Around 471 BCE, roughly 9,000 ostraka were dumped in the Kerameikos—ballots from a single ostracism round. Names, insults, and repeated hands reveal mass participation and organized blocs as Athens disciplined a towering figure in the wake of the Persian Wars [11][12].
What Happened
In a pit by the Kerameikos—the cemetery at Athens’s northwest gate—archaeologists uncovered a mountain of voices. Roughly 9,000 ostraka, the clay ballot-shards of an ostracism, lay in a single deposit, datable to about 471 BCE. Their red-brown faces carried names scratched in blackened lines, some neat, some jagged, a few threaded with insults [11].

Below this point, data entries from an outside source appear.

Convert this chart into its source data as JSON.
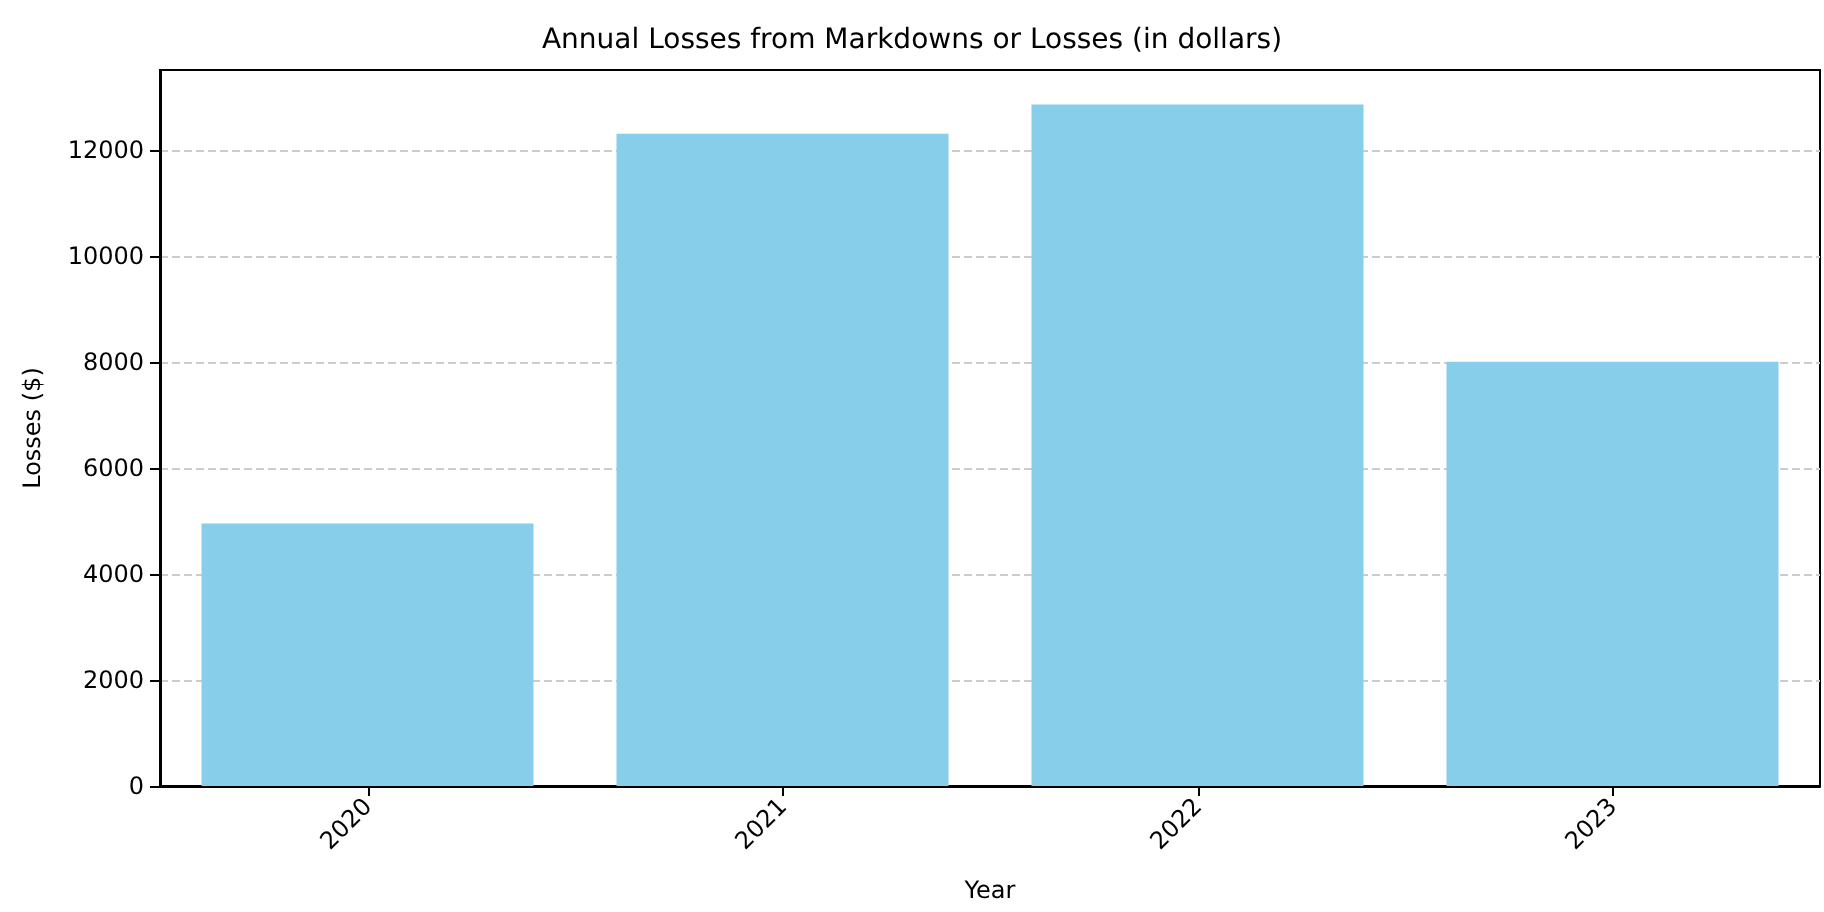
{
  "chart_data": {
    "type": "bar",
    "title": "Annual Losses from Markdowns or Losses (in dollars)",
    "xlabel": "Year",
    "ylabel": "Losses ($)",
    "categories": [
      "2020",
      "2021",
      "2022",
      "2023"
    ],
    "values": [
      4950,
      12300,
      12850,
      8000
    ],
    "color": "#87ceeb",
    "ylim": [
      0,
      13500
    ],
    "yticks": [
      0,
      2000,
      4000,
      6000,
      8000,
      10000,
      12000
    ],
    "grid": "y"
  }
}
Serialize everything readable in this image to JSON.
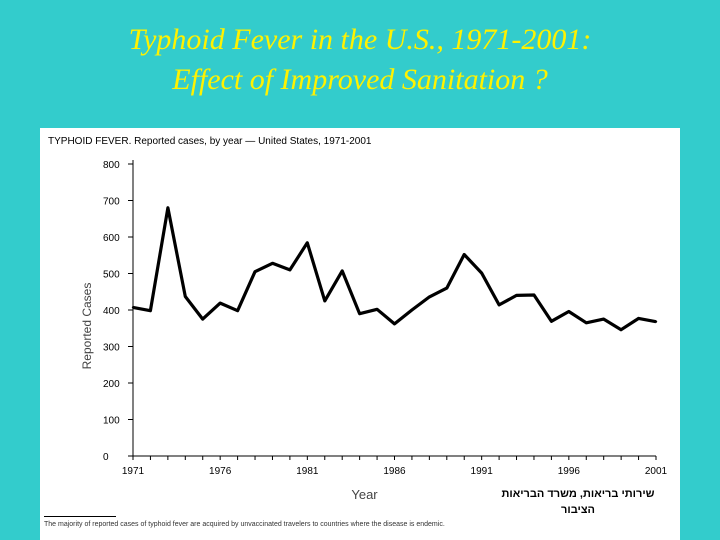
{
  "slide": {
    "title_line1": "Typhoid Fever in the U.S., 1971-2001:",
    "title_line2": "Effect of Improved Sanitation ?"
  },
  "chart_header": "TYPHOID FEVER. Reported cases, by year — United States, 1971-2001",
  "source": {
    "line1": "שירותי בריאות, משרד הבריאות",
    "line2": "הציבור"
  },
  "footnote": "The majority of reported cases of typhoid fever are acquired by unvaccinated travelers to countries where the disease is endemic.",
  "colors": {
    "background": "#33cccc",
    "title": "#fff200",
    "panel": "#ffffff",
    "line": "#000000"
  },
  "chart_data": {
    "type": "line",
    "title": "TYPHOID FEVER. Reported cases, by year — United States, 1971-2001",
    "xlabel": "Year",
    "ylabel": "Reported Cases",
    "xlim": [
      1971,
      2001
    ],
    "ylim": [
      0,
      800
    ],
    "xticks": [
      1971,
      1976,
      1981,
      1986,
      1991,
      1996,
      2001
    ],
    "yticks": [
      0,
      100,
      200,
      300,
      400,
      500,
      600,
      700,
      800
    ],
    "x": [
      1971,
      1972,
      1973,
      1974,
      1975,
      1976,
      1977,
      1978,
      1979,
      1980,
      1981,
      1982,
      1983,
      1984,
      1985,
      1986,
      1987,
      1988,
      1989,
      1990,
      1991,
      1992,
      1993,
      1994,
      1995,
      1996,
      1997,
      1998,
      1999,
      2000,
      2001
    ],
    "series": [
      {
        "name": "Reported cases",
        "values": [
          407,
          398,
          680,
          437,
          375,
          419,
          398,
          505,
          528,
          510,
          584,
          425,
          507,
          390,
          402,
          362,
          400,
          436,
          460,
          552,
          501,
          414,
          440,
          441,
          369,
          396,
          365,
          375,
          346,
          377,
          368
        ]
      }
    ]
  }
}
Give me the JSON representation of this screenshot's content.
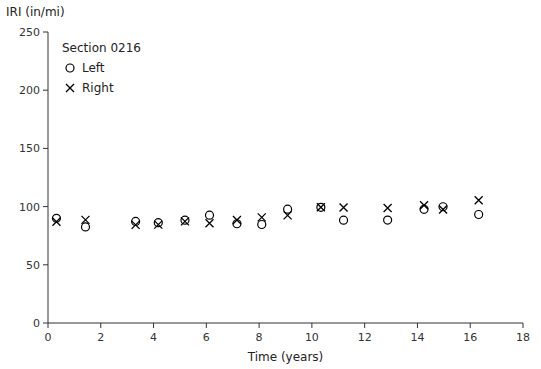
{
  "chart_data": {
    "type": "scatter",
    "legend_title": "Section 0216",
    "x_label": "Time (years)",
    "y_label": "IRI (in/mi)",
    "x": [
      0.32,
      1.42,
      3.32,
      4.18,
      5.19,
      6.12,
      7.16,
      8.1,
      9.08,
      10.34,
      11.2,
      12.87,
      14.25,
      14.97,
      16.32
    ],
    "series": [
      {
        "name": "Left",
        "color": "#000000",
        "marker": "circle",
        "values": [
          89.96,
          82.55,
          87.25,
          86.15,
          88.36,
          92.65,
          85.25,
          84.62,
          97.76,
          99.35,
          88.35,
          88.42,
          97.69,
          99.89,
          93.23
        ]
      },
      {
        "name": "Right",
        "color": "#000000",
        "marker": "x",
        "values": [
          87.04,
          88.62,
          84.27,
          84.51,
          87.28,
          85.68,
          88.44,
          90.73,
          92.48,
          99.4,
          99.18,
          98.82,
          101.15,
          97.44,
          105.42
        ]
      }
    ],
    "xlim": [
      0,
      18
    ],
    "ylim": [
      0,
      250
    ],
    "xticks": [
      0,
      2,
      4,
      6,
      8,
      10,
      12,
      14,
      16,
      18
    ],
    "yticks": [
      0,
      50,
      100,
      150,
      200,
      250
    ],
    "grid": false,
    "legend": "upper left"
  }
}
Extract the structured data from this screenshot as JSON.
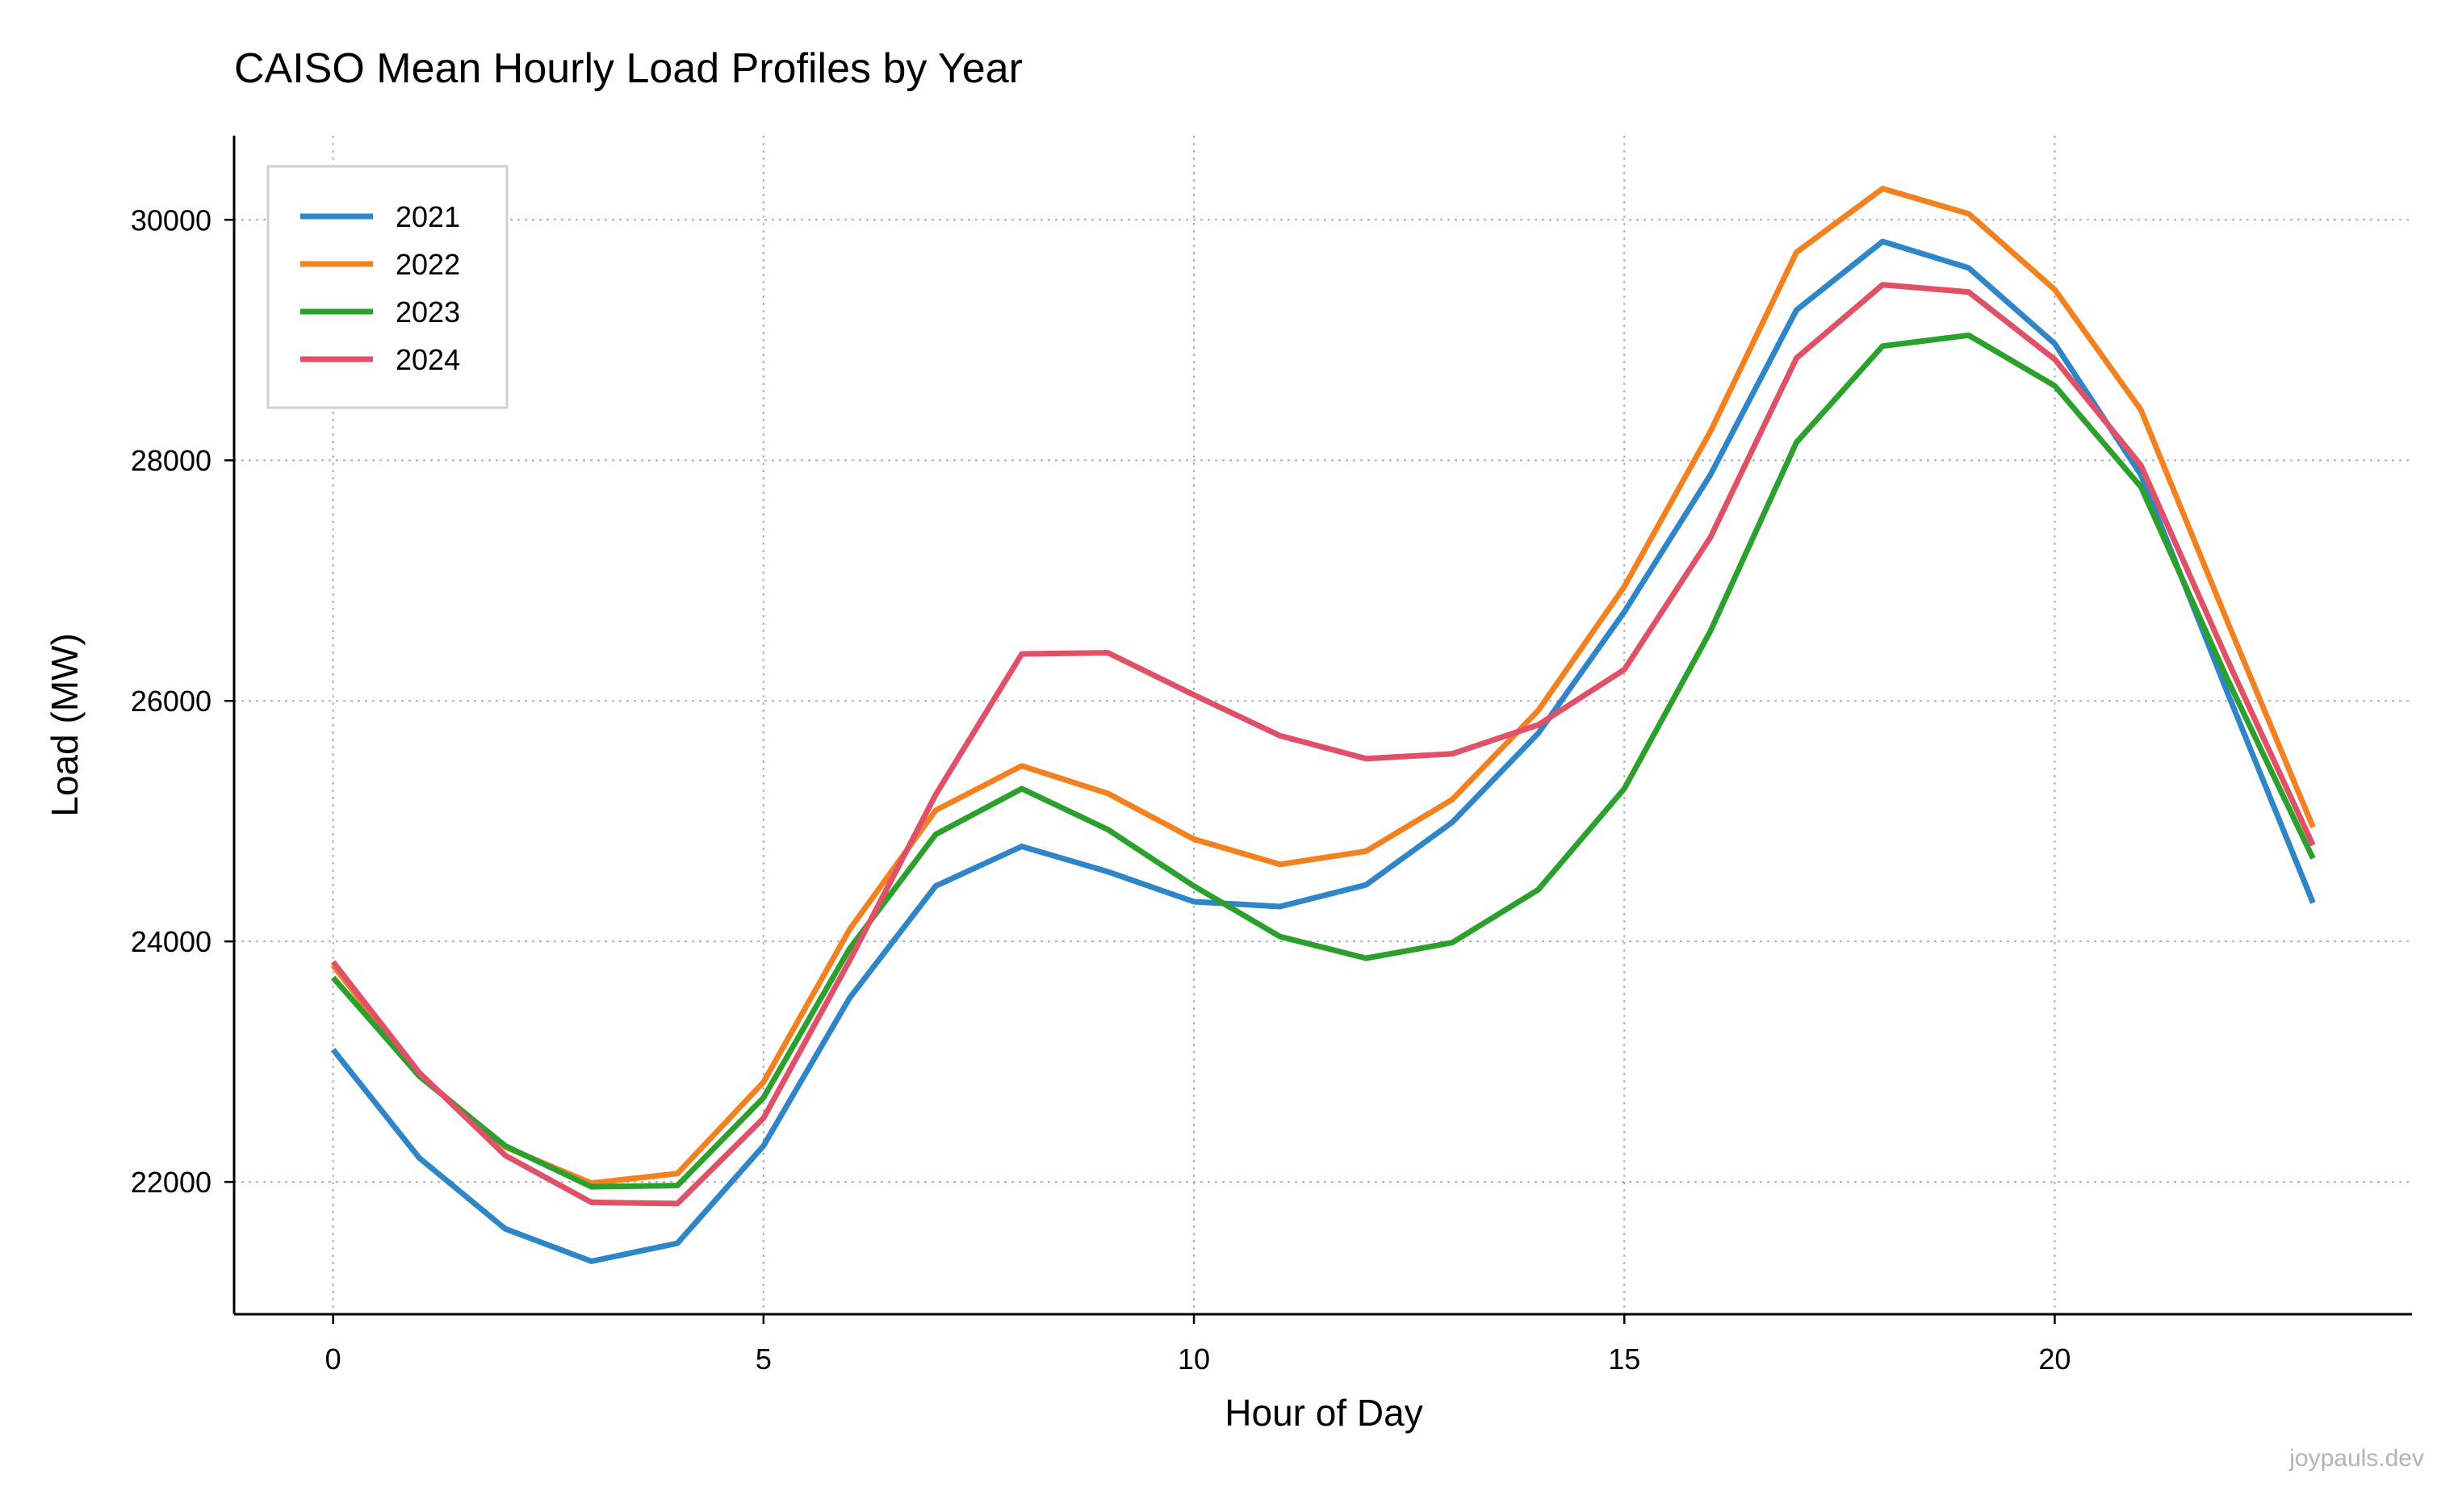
{
  "chart_data": {
    "type": "line",
    "title": "CAISO Mean Hourly Load Profiles by Year",
    "xlabel": "Hour of Day",
    "ylabel": "Load (MW)",
    "xlim": [
      -1.15,
      24.15
    ],
    "ylim": [
      20900,
      30700
    ],
    "xticks": [
      0,
      5,
      10,
      15,
      20
    ],
    "yticks": [
      22000,
      24000,
      26000,
      28000,
      30000
    ],
    "grid": true,
    "legend_position": "top-left",
    "x": [
      0,
      1,
      2,
      3,
      4,
      5,
      6,
      7,
      8,
      9,
      10,
      11,
      12,
      13,
      14,
      15,
      16,
      17,
      18,
      19,
      20,
      21,
      22,
      23
    ],
    "series": [
      {
        "name": "2021",
        "color": "#2e86c8",
        "values": [
          23100,
          22200,
          21610,
          21340,
          21490,
          22300,
          23530,
          24460,
          24790,
          24580,
          24330,
          24290,
          24470,
          24990,
          25730,
          26740,
          27880,
          29250,
          29820,
          29600,
          28970,
          27880,
          26080,
          24320
        ]
      },
      {
        "name": "2022",
        "color": "#f48120",
        "values": [
          23800,
          22890,
          22290,
          21990,
          22070,
          22830,
          24100,
          25090,
          25460,
          25230,
          24850,
          24640,
          24750,
          25180,
          25920,
          26950,
          28240,
          29730,
          30260,
          30050,
          29420,
          28420,
          26670,
          24950
        ]
      },
      {
        "name": "2023",
        "color": "#2ca02c",
        "values": [
          23700,
          22880,
          22300,
          21960,
          21970,
          22700,
          23940,
          24890,
          25270,
          24930,
          24460,
          24040,
          23860,
          23990,
          24430,
          25270,
          26580,
          28150,
          28950,
          29040,
          28620,
          27780,
          26190,
          24690
        ]
      },
      {
        "name": "2024",
        "color": "#e05168",
        "values": [
          23830,
          22910,
          22220,
          21830,
          21820,
          22530,
          23840,
          25220,
          26390,
          26400,
          26050,
          25710,
          25520,
          25560,
          25800,
          26260,
          27360,
          28850,
          29460,
          29400,
          28840,
          27960,
          26350,
          24800
        ]
      }
    ]
  },
  "watermark": "joypauls.dev"
}
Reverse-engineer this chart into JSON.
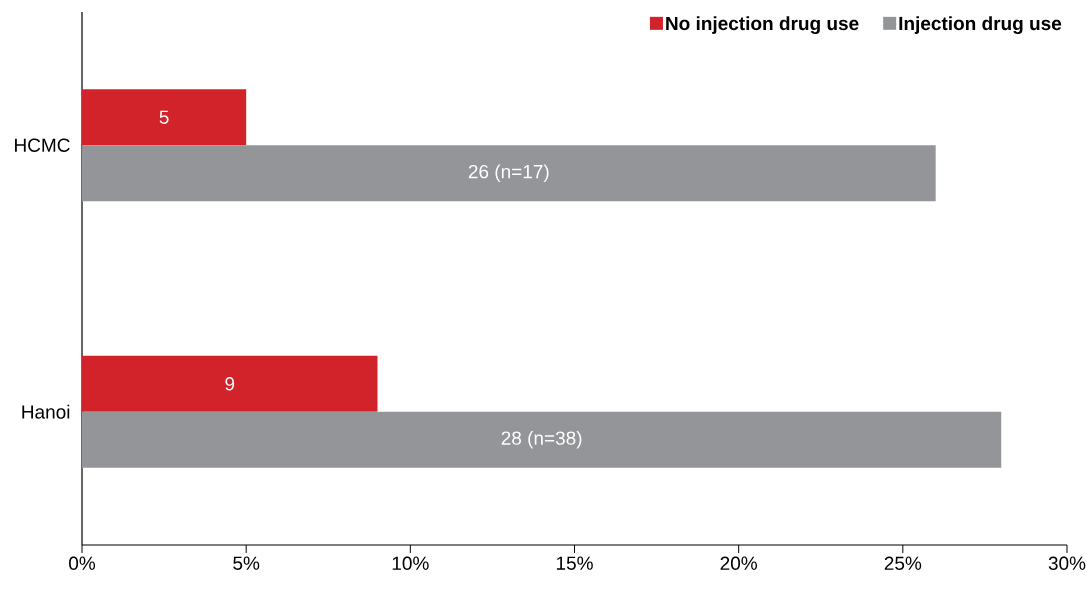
{
  "chart_data": {
    "type": "bar",
    "orientation": "horizontal",
    "categories": [
      "HCMC",
      "Hanoi"
    ],
    "series": [
      {
        "name": "No injection drug use",
        "color": "#d2232a",
        "values": [
          5,
          9
        ],
        "value_labels": [
          "5",
          "9"
        ]
      },
      {
        "name": "Injection drug use",
        "color": "#939598",
        "values": [
          26,
          28
        ],
        "value_labels": [
          "26 (n=17)",
          "28 (n=38)"
        ]
      }
    ],
    "xlim": [
      0,
      30
    ],
    "xticks": [
      {
        "value": 0,
        "label": "0%"
      },
      {
        "value": 5,
        "label": "5%"
      },
      {
        "value": 10,
        "label": "10%"
      },
      {
        "value": 15,
        "label": "15%"
      },
      {
        "value": 20,
        "label": "20%"
      },
      {
        "value": 25,
        "label": "25%"
      },
      {
        "value": 30,
        "label": "30%"
      }
    ],
    "legend": "top right"
  }
}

The hoard is a crowd captured in terracotta. Here are repeated hands: dozens, sometimes hundreds, of sherds written by the same person, then distributed for others to cast. There are slogans and reasons squeezed around names. There are spellings that trip and jokes that bite. Together, they reveal what literary sources only hint: hetaireiai, political clubs, organized writing, and campaign-style coordination inside a mass vote [11][12].
The city around them gives context. The Pnyx had decided whether to hold the ostracism. The Agora’s fenced precinct hosted the casting, the Stoa of Attalos’s long shadow shielding part of the queue. The Acropolis loomed; Piraeus’s masts crowded the horizon. When the vote ended and the target was named, the ballots were swept away and dumped beyond the gate, near the graves. Their clatter would have echoed off stone. Then silence.
Plutarch’s canonical description sits behind the heap: a 6,000-vote quorum or the ostracism failed; ten days to leave Attica; ten years away, property and citizen status preserved [2]. The hoard adds flesh. It shows the social mechanics by which names gained momentum: pre-written shards, common slogans, coordinated inscriptions that increased efficiency for voters less comfortable writing or simply eager to hurry [11][12].
The date aligns with the traditional ostracism of Themistocles, the war leader whose naval genius at Salamis now proved unsettling to rivals and citizens alike. Whether every shard aimed at him or not, the cache evokes the moment when his name moved from laurel to liability [1][11][17]. A scarlet thread of irony runs through it: the city trimmed the man who saved her, using the very democratic tool created to prevent another kind of savior from becoming a master.
Held in a museum case, the 9,000 sherds look like rubble. Read as a document, they form the noisiest text in Athenian political history: 9,000 tiny votes scratching at the edges of power and pushing a giant toward the gates [11][12].
Why This Matters
The Kerameikos hoard gives ostracism its fullest material archive. It documents scale (c. 9,000 ballots), coordination (repeated hands, slogans), and voter expression (insults, reasons), complementing Plutarch’s spare procedural outline with the social textures of a mass vote [2][11][12].
The deposit brings the theme of elite coordination into focus. Hetaireiai and activists pre-wrote ostraka, distributed them, and amplified campaigns within a formally egalitarian process. The shards show how elites could steer outcomes without controlling them, and how the demos’s anonymity mingled with organization [11][12].
Within the broader story, the hoard likely touches the moment of Themistocles’s banishment, anchoring a major political shift in physical evidence. By the time Athenians reached for shards against Cimon and later Thucydides son of Melesias, this blend of mass participation and coordinated effort was a familiar feature of the ritual [1][18].
For historians, the hoard transforms ostracism from an abstract constitutional device into a participatory practice with measurable patterns. It supports political-economy models of strategic voting and illustrates how democratic forms absorb and channel elite activism [11][12][14].